Abstract-To achieve high performance on modern computers, it is vital to map algorithmic parallelism to that inherent in the hardware. From an application developer's perspective, it is also important that code can be maintained in a portable manner across a range of hardware. Here we present targetDP (target Data Parallel), a lightweight programming layer that allows the abstraction of data parallelism for applications that employ structured grids. A single source code may be used to target both thread level parallelism (TLP) and instruction level parallelism (ILP) on either SIMD multi-core CPUs or GPUaccelerated platforms. targetDP is implemented via standard C preprocessor macros and library functions, can be added to existing applications incrementally, and can be combined with higher-level paradigms such as MPI. We present CPU and GPU performance results for a benchmark taken from the lattice Boltzmann application that motivated this work. These demonstrate not only performance portability, but also the optimisation resulting from the intelligent exposure of ILP.
I. INTRODUCTION
Modern computing systems feature several levels of parallelism at the architectural level. At the most coarse-grained level, many nodes may be coupled via a high performance interconnect. Each node features one or more CPUs each with multiple compute cores. At the finest level, each core features a vector floating point unit, which can perform multiple operations per clock cycle. Furthermore, many systems now feature accelerators such as Graphics Processing Units (GPUs), on which computationally intensive kernels can be offloaded and executed with high efficiently on many lowpower cores using high bandwidth graphics memory. Accelerators are used in conjunction with CPUs, and can result in additional complexity such as distinct memory spaces within a single application. The challenge for the programmer is to expose algorithmic parallelism in a way that maps on to the hierarchy of architectural parallelism. Ideally, this would be done in a way that optimises performance, but also allows intuitive expression of algorithmic content whilst promoting software maintainability across different systems such as those with and without accelerators.
For many scientific simulations, discrete regular grids, or lattices, are used to represent space. targetDP is a lightweight framework which targets the data parallelism inherent in lattice-based applications to the hierarchy of hardware parallelism for either SIMD multi-core CPUs or NVIDIA GPUs. targetDP consists of a set of (C99) standard C preprocessor macros, and a small C library interface for set up and memory management. It therefore requires no new pseudo-language intermediate code, or compiler-like translation software layer.
The new abstraction promotes optimal mapping of code to hardware thread-level parallelism (TLP) and instruction-level parallelism (ILP), via the partitioning of lattice-based parallelism and translation to OpenMP or CUDA threads (for TLP) and perfectly SIMDizable parallel loops (for ILP). The model differentiates the memory space used for lattice-based operations, to allow mapping to accelerator or host memory.

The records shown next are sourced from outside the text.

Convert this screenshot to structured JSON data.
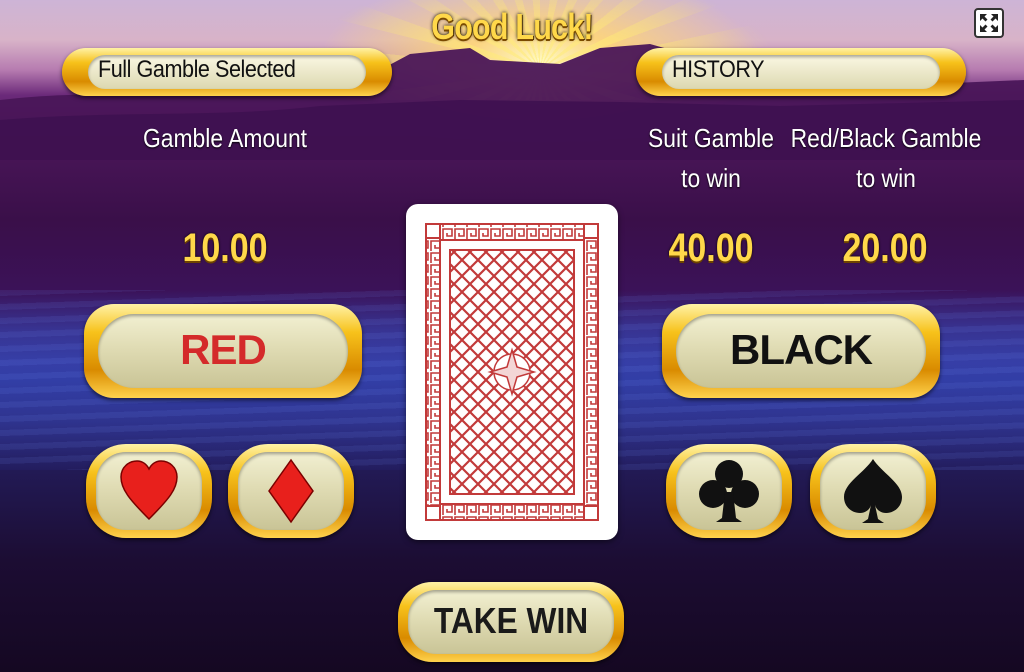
{
  "title": "Good Luck!",
  "selection_label": "Full Gamble Selected",
  "history_label": "HISTORY",
  "gamble_amount": {
    "label": "Gamble Amount",
    "value": "10.00"
  },
  "suit_gamble": {
    "label_line1": "Suit Gamble",
    "label_line2": "to win",
    "value": "40.00"
  },
  "redblack_gamble": {
    "label_line1": "Red/Black Gamble",
    "label_line2": "to win",
    "value": "20.00"
  },
  "buttons": {
    "red": "RED",
    "black": "BLACK",
    "take_win": "TAKE WIN",
    "suits": [
      "hearts-icon",
      "diamonds-icon",
      "clubs-icon",
      "spades-icon"
    ]
  },
  "colors": {
    "red": "#d42a2a",
    "gold": "#ffd84a",
    "card_pattern": "#c23a3a"
  }
}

For large scale parallel applications targetDP may be used in conjunction with coarse-grained node-level parallelism, e.g. that provided by MPI. Thus, targetDP allows maintenance of a single source code base with portable performance on the majority of leading edge computational architectures.
In Section II we describe the application that motivated this work, Ludwig, and give a brief overview of related programming models. In Section III we introduce our targetDP framework, including a simple example. We demonstrate the effectiveness of the approach by presenting the performance of a Ludwig application benchmark in Section IV.

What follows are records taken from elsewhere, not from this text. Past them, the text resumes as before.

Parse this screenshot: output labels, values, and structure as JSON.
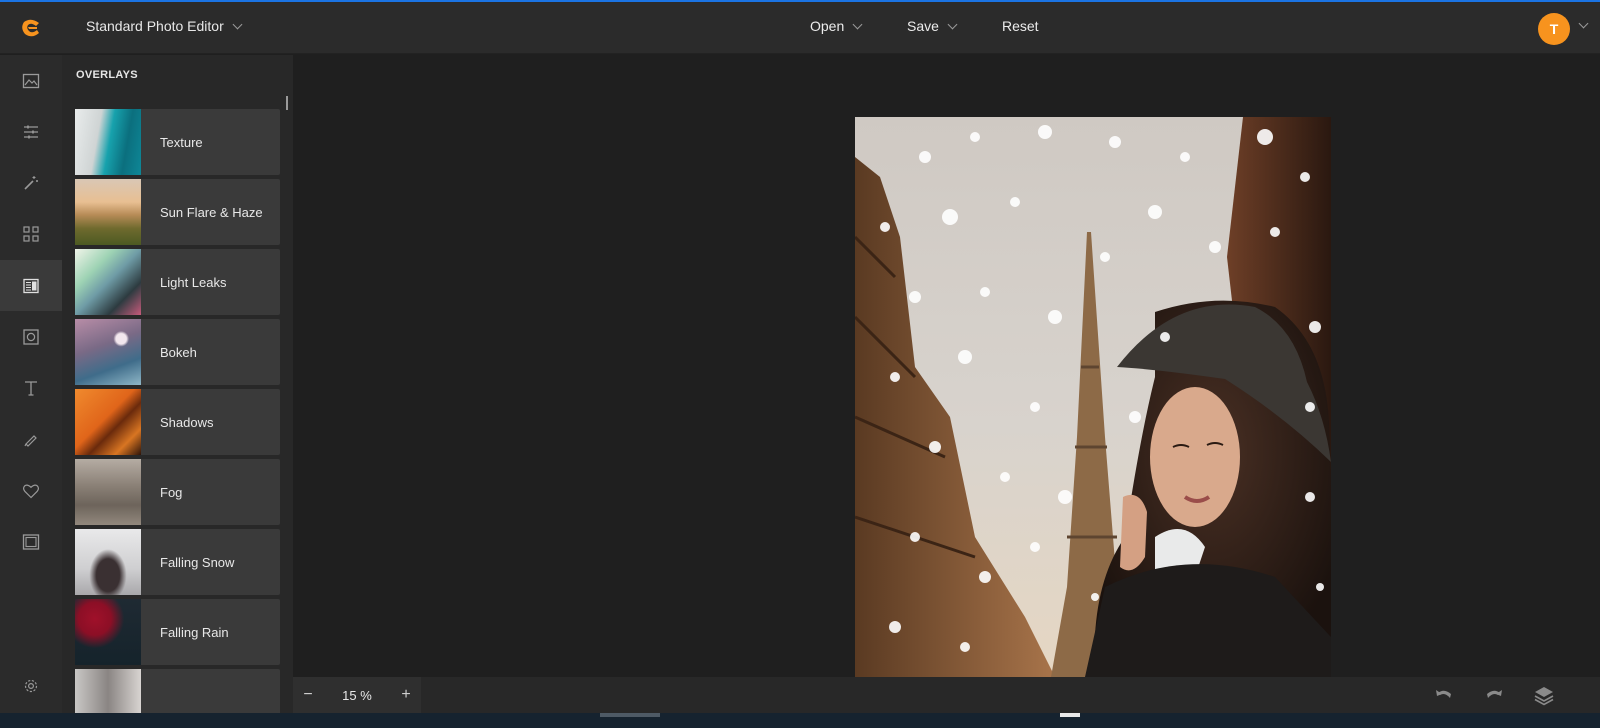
{
  "header": {
    "app_title": "Standard Photo Editor",
    "menus": [
      {
        "label": "Open"
      },
      {
        "label": "Save"
      },
      {
        "label": "Reset"
      }
    ],
    "avatar_initial": "T"
  },
  "sidebar": {
    "tools": [
      {
        "name": "image-icon"
      },
      {
        "name": "adjust-sliders-icon"
      },
      {
        "name": "magic-wand-icon"
      },
      {
        "name": "effects-grid-icon"
      },
      {
        "name": "overlays-icon",
        "active": true
      },
      {
        "name": "frame-icon"
      },
      {
        "name": "text-icon"
      },
      {
        "name": "brush-icon"
      },
      {
        "name": "heart-icon"
      },
      {
        "name": "border-icon"
      },
      {
        "name": "settings-icon"
      }
    ]
  },
  "panel": {
    "title": "OVERLAYS",
    "items": [
      {
        "label": "Texture"
      },
      {
        "label": "Sun Flare & Haze"
      },
      {
        "label": "Light Leaks"
      },
      {
        "label": "Bokeh"
      },
      {
        "label": "Shadows"
      },
      {
        "label": "Fog"
      },
      {
        "label": "Falling Snow"
      },
      {
        "label": "Falling Rain"
      },
      {
        "label": ""
      }
    ]
  },
  "footer": {
    "zoom_minus": "−",
    "zoom_value": "15 %",
    "zoom_plus": "+"
  },
  "colors": {
    "accent": "#f7931e",
    "topline": "#1b74e4"
  }
}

II. BACKGROUND AND RELATED WORK

A. Lattice Based Simulation
Our work is motivated by our development of the Ludwig complex fluid simulation package [1] . This versatile software is able to simulate a variety of soft matter substances such as mixtures, particle suspensions and liquid crystals, with relevance to many large industrial concerns such as foodstuffs, paints and coatings, and oil recovery. The basis is hydrodynamics using the lattice Boltzmann (LB) technique, coupled with a free energy based approach for various order parameters, the dynamics of which are solved via standard finite-difference techniques. We have recently developed Ludwig so that it can use many GPUs in parallel as well as traditional CPU based supercomputers [2] [3] . The difficulty in maintaining duplicate source code for the two architectures is a key motivation for the work described here. Furthermore, the existing version relies on the compiler to find ILP and map to SIMD instructions, but the extents of innermost loops in the code are dictated by the model and typically do not map perfectly onto the vector hardware. As we will demonstrate, however, it is possible to restructure the algorithms to expose the latticebased inherent parallelism in a more controlled way, resulting in the introduction of new innermost loops with a tunable extent.
B. Programming Models
The ideal framework would allow the same source code to operate efficiently on either CPUs or accelerators. The majority of current (NVIDIA) GPU applications are programmed using CUDA, which consists of extensions to C, C++ or Fortran and library API functions. CUDA is not designed for the CPU architecture, but PGI provide a compiler that can create an X86 executable from CUDA code [4] . Such "retrofitting" could potentially realise good performance since CUDA is effective at exposing parallelism, but this approach would still lack portability since it would rely on this single commercial product. An alternative is OpenCL, which has the advantage of offering portability including to X86, but has the disadvantages of being relatively low level and immature, and therefore more difficult to develop and maintain (although the situation is improving [5] ).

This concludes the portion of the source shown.